Luis Gerardo Carmona moved from Mexico City to Manchester, Tenn., two years ago, with his wife and two young sons. To call it a big transition would be an understatement. Relocating from a city of 25 million people to a town of 10,000 was change enough, to say nothing of taking on a new language and culture.
The family chose their new home based on its proximity to Westwood Elementary School, which has an excellent reputation in Manchester’s Hispanic community for its work with English language learners (ELL).
Not long after the move, Mr. Carmona was glad of this decision. His five-year-old son, Matías, who was not then as proficient in English as he is now, became sick at school and was unable to communicate how he was feeling. It was a difficult situation for Matías but then a Spanish-speaking school receptionist stepped in to comfort the boy and translate for the school nurse, and Matías was feeling better by the time his mother arrived to take him home.
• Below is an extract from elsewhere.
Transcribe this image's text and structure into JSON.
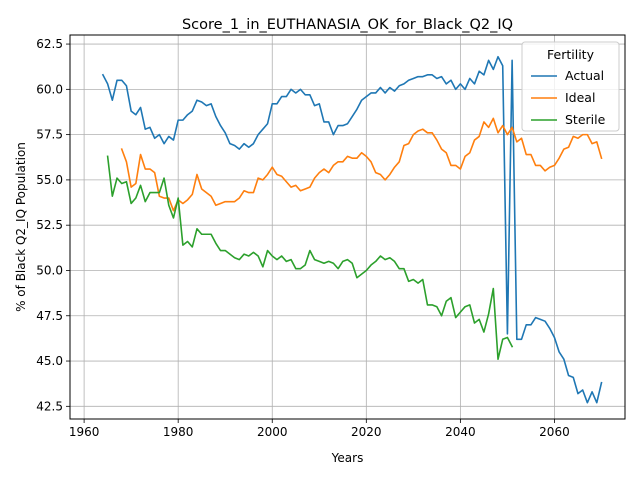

Later that evening, three different school staff members all phoned the family to check on Matías.
“They take any chance, any opportunity, to really embrace the kids,” Mr. Carmona said. “It’s like a big family. They invite and take every chance to bring new people on board.”
This family’s experience is all in a day’s work for Westwood Elementary, one of the finalists for the 2014 SCORE Prize in the elementary school category. Westwood is a school that excels at providing innovative, whole-family solutions to student learning needs.
“We really see our school as a collective family, and anyone who is connected with that, we want to make sure they feel that familial bond with us,” said Thomas Fuhrman, Westwood’s principal. “We make certain to involve everyone in our family.”
All Westwood families are supported by a Family Resource Center, the site of community collaborations that have helped provide services ranging from parenting classes to financial support for school supplies. With more than 65 percent of the school’s 500-plus students receiving free and reduced meals (FARM), Westwood receives school-wide Title I services, and staff members work hard to support students in and out of the classroom.
In the case of ELL students in particular, teachers and staff say family engagement helps break the language barrier and nurture academic growth. ELL students make up more than one-fifth of Westwood kids, and this part of the school’s population is growing – Mr. Fuhrman said 10 percent of the Westwood students currently live outside the school’s district and pay tuition to attend, which is due in large part to ELL services. Westwood provides Title III-funded English classes for parents, helping families learn the basics of English as well as cultural aspects of American life. A weekly tutoring and mentoring program called Circle of Friends brings more than 100 ELL students and families from across the district to Westwood for academic enrichment and homework help. And every fall, Westwood hosts the school district’s ELL night, a program that invites families to school to see classrooms, meet teachers, and receive translated information about the school year.
Raising Student Achievement
As Westwood has welcomed families, students have demonstrated academic growth, particularly in math and science. Westwood students are 69 percent proficient or advanced in science, compared to 62 percent statewide, and the school and the school has TVAAS growth scores in math, reading, and science well above the state average.
Mr. Fuhrman is quick to credit the school’s teachers with nurturing a culture of both high expectations and caring for students. Teachers regularly come to him with a “tremendous amount of data,” Mr. Fuhrman said, and a genuine concern for every student’s needs is always present.
“We don’t just simply teach to the middle. We teach to every child,” Mr. Fuhrman said. “If we can’t do that on our own, we find the support that’s going to help us do that. We look for the support structures and really pursue them once we find them.”
An outdoor classroom gives kids hands-on experiences with gardening, plants, and caring for rabbits. And most recently, an $80,000 21st Century Community Learning Center Grant and a $3,500 Bonnaroo Works Fund grant provided funding for a portable Maker Lab. About 20 kids are in the lab each day after school, working with community mentors and journaling discoveries in writing. Fourth- and fifth-grade participants have assembled a Raspberry Pi computer, built circuitry, engineered a catapult, flown a drone helicopter, and experimented with a Weatherbug station now situated at the school. Like many Westwood programs, the Maker Lab offers a family component through its monthly Family Maker Saturday event.
“Any given day after school, you’ll find kids using iPad Minis to control robots,” said Mr. Fuhrman.
For Westwood special education teacher Elise Layne, the school’s success stems from student support structures that enable academic growth. A community spirit brings high expectations within reach.
“The children aren’t afraid to take risks because they feel safe in the classroom,” Ms. Layne said. “I think, when you walk through our doors, you can feel it.”